Low light may not be your problem but plant starvation could be.

Also, if there is no water circulation to carry nutrients to the plants, same sort of issue...nutrients have to come in contact with root or leaf. 1 small fish will not really add anything measurable in terms of nutrients for the plant.


----------



## AquaNeko (Jul 26, 2009)

Mr Fishies said:


> How long have they been in the tub and are you doing regular water changes or fertilizing at all? Yellow leaves can be sign of several nutrient deficiencies...N or P or K depending on the plant.
> 
> Low light may not be your problem but plant starvation could be.
> 
> Also, if there is no water circulation to carry nutrients to the plants, same sort of issue...nutrients have to come in contact with root or leaf. 1 small fish will not really add anything measurable in terms of nutrients for the plant.

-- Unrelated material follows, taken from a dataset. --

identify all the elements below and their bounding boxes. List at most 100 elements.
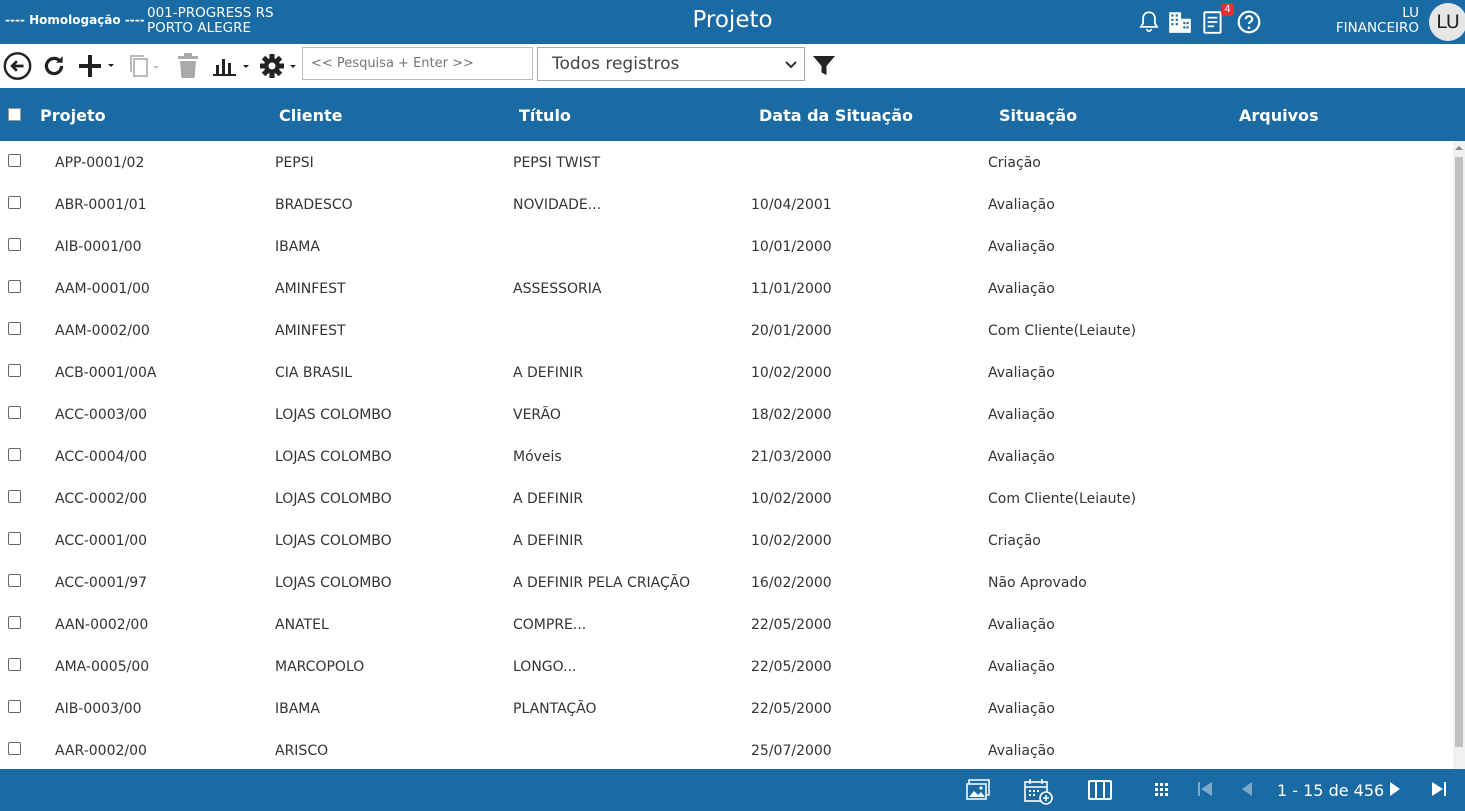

No filter. Idle water only. I'm contemplating putting my sponge filter in there but don't want the MTS to embed into the sponge filter and get transfered to another tank when I put that sponge filter into another tank. Right now my sponge filter is in my 10gal tank running dual filters (AC20 & sponge). I may just put a air bubbler into the tub and adjust the air flow on my 4 way gang so the air bubbles are not raging but still allowing some movement on the water.

I'm not fertilizing them with anything other then with water change water from my 5.5gal tank which registers 40 on the nitrate on the 5 in 1 test strip. They have been in the tub since I got them like a month ago I think. Check my profile feedback as I got them when I met up with Conix67.

Edit: Met with Conix67 Oct-04-2009 (IIRC It was a Sunday when we met)


----------



## Chris S (Dec 19, 2007)

mts are one of the best "cleanup crews" around. I try to put them in all my tanks


----------



## AquaNeko (Jul 26, 2009)

I added a bubbler line in the tub about a week ago for some water movement. I've not noticed any change yet. I'm guessing under water plants react more slowly to change?


----------



## Mr Fishies (Sep 21, 2007)

With low light, low ferts and maybe low temp too (you didn't mention if there's a heater) plant growth will definitely be slowed, not seeing a change in a week doesn't surprise me. Not to mention, Java fern is not exactly a fast grower under ideal conditions.

You may be giving your plants high nitrate water, but what about phosphates and potassium?

Plants need NPK+traces (either from an enriched substrate or water dosing or both) and CO2 (or at least some form of carbon) and light to photosynthesize and make use of these nutrients. Limit any one of these factors and growth slows down, that's a basic rule for pretty much all green plant life.


----------